Recuerdo perfectamente aquel día.
Aquel día en el que todo era perfecto, tan perfecto que ni yo me lo creía.
Pero de ser tan perfecto no caí en la cuenta de que todo podría llegar a ser una ilusión, de que todo realmente era un error y estaba siendo cazada por dicha perfección, lo que hacía que acabara cegada por mis ilusiones y acabara pensando que todo lo que veía podría ser real y sincero.
Era real, exacto, pero era tan real que hizo que cayera en la cuenta de que sólo era una mera ilusión y una falsa esperanza. Un error simple y falso.
Y esa mera ilusión y esa falsa esperanza hicieron que cada vez más cayera en mis inseguridades, unas inseguridades que eran propias de una chica. Pero no de una chica cualquiera, sino de un monstruo que acababa rompiéndose y desangrándose a sí mismo con cada uno de esos pensamientos que la destruían a más no poder.
Me destruían, y cada lágrima que caía de mis ojos era un temor más para mí.
Ese temor que hacía que todo se cumpliera aún pensando que podría haber alguna esperanza más.
Pero no, esas esperanzas acabaron hundiéndose e hicieron que aquella perfección se fuera con un ser que probablemente sería mejor que aquel monstruo desdichado.

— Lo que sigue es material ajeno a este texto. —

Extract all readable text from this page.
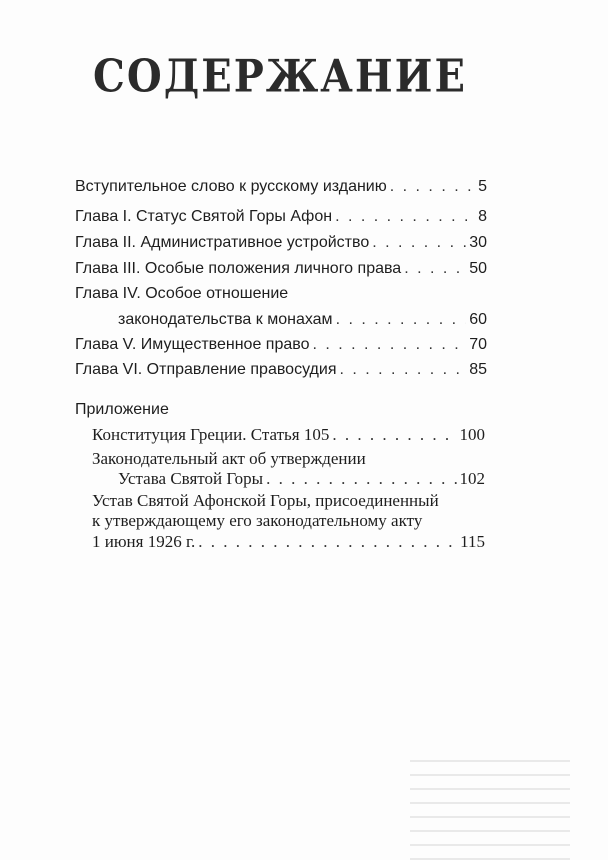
СОДЕРЖАНИЕ
Вступительное слово к русскому изданию . . .	5
Глава I. Статус Святой Горы Афон . . .	8
Глава II. Административное устройство . . .	30
Глава III. Особые положения личного права . . .	50
Глава IV. Особое отношение
законодательства к монахам . . .	60
Глава V. Имущественное право . . .	70
Глава VI. Отправление правосудия . . .	85
Приложение
Конституция Греции. Статья 105 . . .	100
Законодательный акт об утверждении
Устава Святой Горы . . .	102
Устав Святой Афонской Горы, присоединенный
к утверждающему его законодательному акту
1 июня 1926 г. . . .	115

De aquellos pensamientos he de decir que, aunque me destrocen día a día, ellos mismos hacen que cada día sea más fuerte.
Pero aunque sea más fuerte ese monstruo hace que todo me vaya mal, y aunque me levante ese mismo monstruo hace que vuelva a caer en lo mismo una y otra vez. Sin descanso alguno.
En esa depresión intensa que nunca acabará.
Y la perfección se fue para siempre.
Ya no volverá, pequeño monstruo de mala muerte.